Greens to push for a national Parihaka day

Author
Newstalk ZB Staff,
Publish Date
Sun, 5 Nov 2017, 5:23pm

The Maori party has gone from parliament, but it's Parihaka Day bill lives on.

Green MP Marama Davidson said she is putting the draft for Te Rā o Parihaka Bill back in the ballot box, with the blessing of Maori Party co-leader Marama Fox.

"I had to disturb her on holiday in Rarotonga to ask for her permission and her support but also to get her copy of the drafted bill."

The bill, which would establish a national day of commemoration, was previously entered in the name of Fox but never drawn.

Today is the 136th anniversary of the day the pacifist settlement of Parihaka in Taranaki was taken by government troops in 1881.

Davidson said New Zealand can't just let Parihaka be forgotten.

"I've only learnt about Parihaka as an adult, it's a shame that all of our children haven't about the significance of owning up to our injustices of the past."

Parihaka was founded in the 1860s and its population grew to more than 2000, attracting Maori who had been dispossessed of their land.

Auckland Peace Action member Te Ao Pritchard said an influx of European settlers in the Taranaki region eventually led to the invasion of Parihaka, despite the peaceful resistance of its inhabitants.
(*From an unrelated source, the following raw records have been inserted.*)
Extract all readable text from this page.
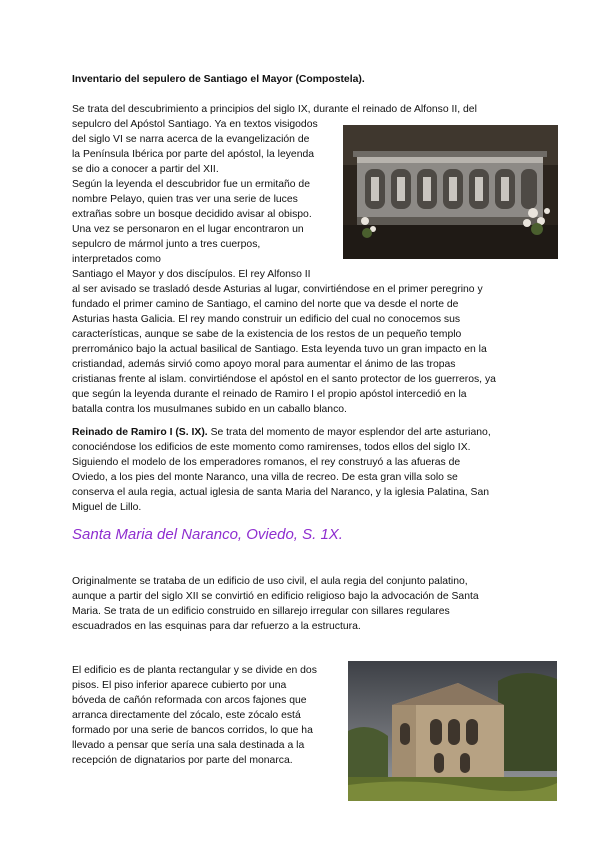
Inventario del sepulero de Santiago el Mayor (Compostela).
Se trata del descubrimiento a principios del siglo IX, durante el reinado de Alfonso II, del
sepulcro del Apóstol Santiago. Ya en textos visigodos
del siglo VI se narra acerca de la evangelización de
la Península Ibérica por parte del apóstol, la leyenda
se dio a conocer a partir del XII.
Según la leyenda el descubridor fue un ermitaño de
nombre Pelayo, quien tras ver una serie de luces
extrañas sobre un bosque decidido avisar al obispo.
Una vez se personaron en el lugar encontraron un
sepulcro de mármol junto a tres cuerpos,
interpretados como
Santiago el Mayor y dos discípulos. El rey Alfonso II
al ser avisado se trasladó desde Asturias al lugar, convirtiéndose en el primer peregrino y
fundado el primer camino de Santiago, el camino del norte que va desde el norte de
Asturias hasta Galicia. El rey mando construir un edificio del cual no conocemos sus
características, aunque se sabe de la existencia de los restos de un pequeño templo
prerrománico bajo la actual basilical de Santiago. Esta leyenda tuvo un gran impacto en la
cristiandad, además sirvió como apoyo moral para aumentar el ánimo de las tropas
cristianas frente al islam. convirtiéndose el apóstol en el santo protector de los guerreros, ya
que según la leyenda durante el reinado de Ramiro I el propio apóstol intercedió en la
batalla contra los musulmanes subido en un caballo blanco.
Reinado de Ramiro I (S. IX). Se trata del momento de mayor esplendor del arte asturiano,
conociéndose los edificios de este momento como ramirenses, todos ellos del siglo IX.
Siguiendo el modelo de los emperadores romanos, el rey construyó a las afueras de
Oviedo, a los pies del monte Naranco, una villa de recreo. De esta gran villa solo se
conserva el aula regia, actual iglesia de santa Maria del Naranco, y la iglesia Palatina, San
Miguel de Lillo.
Santa Maria del Naranco, Oviedo, S. 1X.
Originalmente se trataba de un edificio de uso civil, el aula regia del conjunto palatino,
aunque a partir del siglo XII se convirtió en edificio religioso bajo la advocación de Santa
Maria. Se trata de un edificio construido en sillarejo irregular con sillares regulares
escuadrados en las esquinas para dar refuerzo a la estructura.
El edificio es de planta rectangular y se divide en dos
pisos. El piso inferior aparece cubierto por una
bóveda de cañón reformada con arcos fajones que
arranca directamente del zócalo, este zócalo está
formado por una serie de bancos corridos, lo que ha
llevado a pensar que sería una sala destinada a la
recepción de dignatarios por parte del monarca.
"They did not fight back, they didn't use arms and so that legacy of passive resistance is well known throughout Aotearoa and the world."

She said the day is an important reminder that the use of military force should always be questioned in relation to whether what it is trying to achieve is right.

"In Parihaka for example that did not happen...1500 people went in and removed people from their own land and it was unjust, unfair, illegal and violent and I think we need to remember that.